I suppose that was my curiousity. No one addressed the technical issue I raised. Chromatographically speaking, what is the difference between re-using a column and re-using a disk. Someone did broach the issue of particulates, but as long as the disk can maintain through-put, I don't think this effects it's separation efficiency since that will occur within the disk material not just on the disk surface.
So.... A disk is a small column. It's used in a way that loading capacity and breakthrough volume are additional critical parameters.
In a regulated environment we have to demonstrate, in each batch ( sequence ), that the instrument, including column, are still suitabile for the initended purpose by using a system suitability requirement. Usually, that involves some measurement of separation ability, detection ability, and precision, and comparing those to previously-established limits. Your small column is going to require that test as well...
There is no reason why you could not validate the reuse of SPE disks, and provide data to show that a certain number of reuses does not compromise the analysis. The obvious way is to add an internal standard or a surrogate to some of your yucky samples, and establish recovery limits.
However, given the minor detail that your analysis apparently needs them for some reason, you are going to have to show that the reuse does not compromise the analysis in all cases, and any system suitability test is going to be a lot of nausea, given that each SPE filter is going to have a unique history, just like an HPLC column.

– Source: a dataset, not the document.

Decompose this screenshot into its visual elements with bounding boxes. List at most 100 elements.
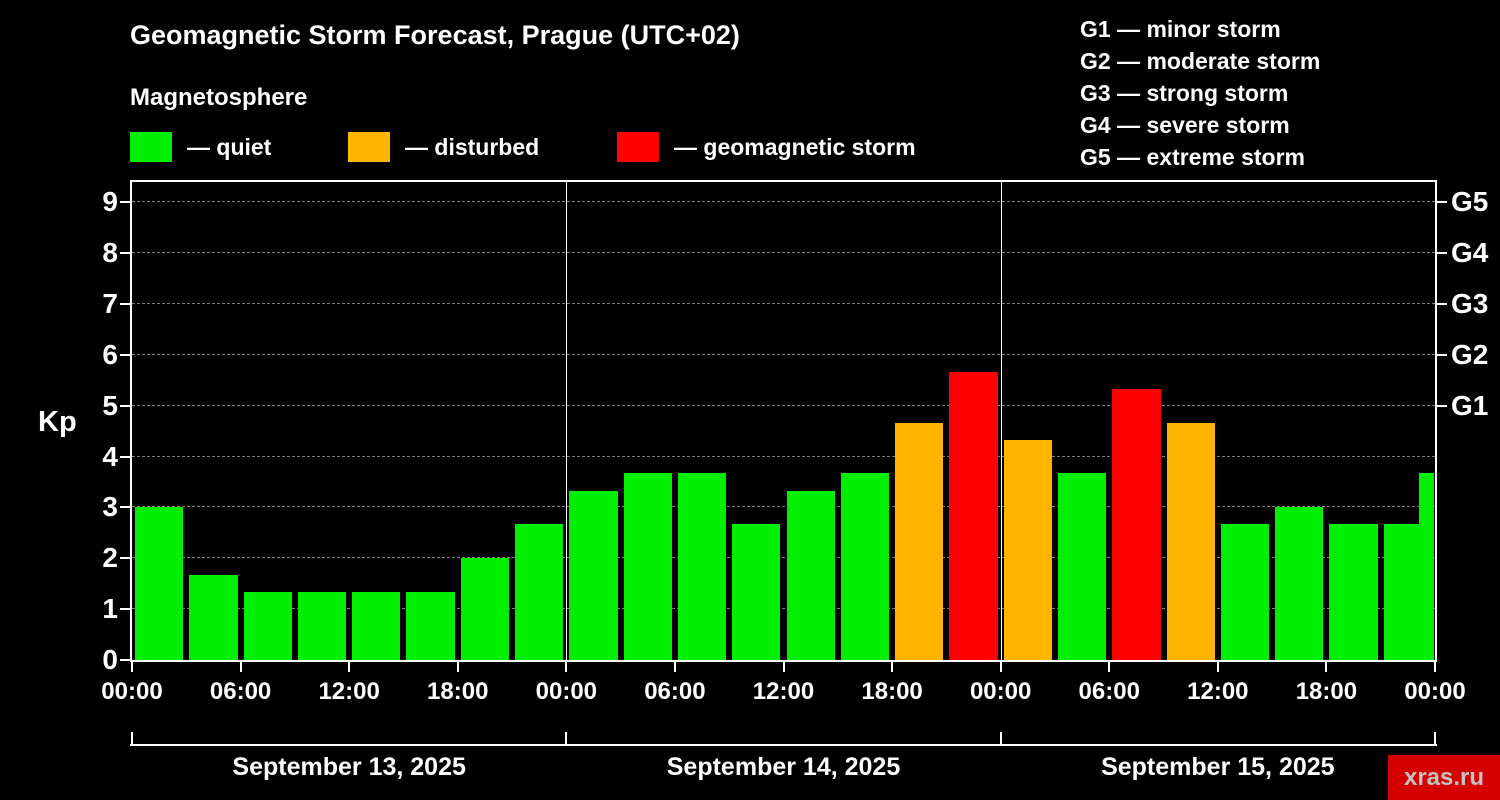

Some clean samples, some dirty samples....
My suggestion would be review the use of SPE, can you achieve the same results by some other technique ( centrifuge, solvent ), or by using smaller/cheaper SPE filters?. Maybe you are driving a Rolls Royce, when a Mini would suffice?.
However, you have to review the cost-benefit of all proposed changes, probably excluding the attractive option of killing the regulators and their agents. You may be surprised at the labour v consumable components of proposals.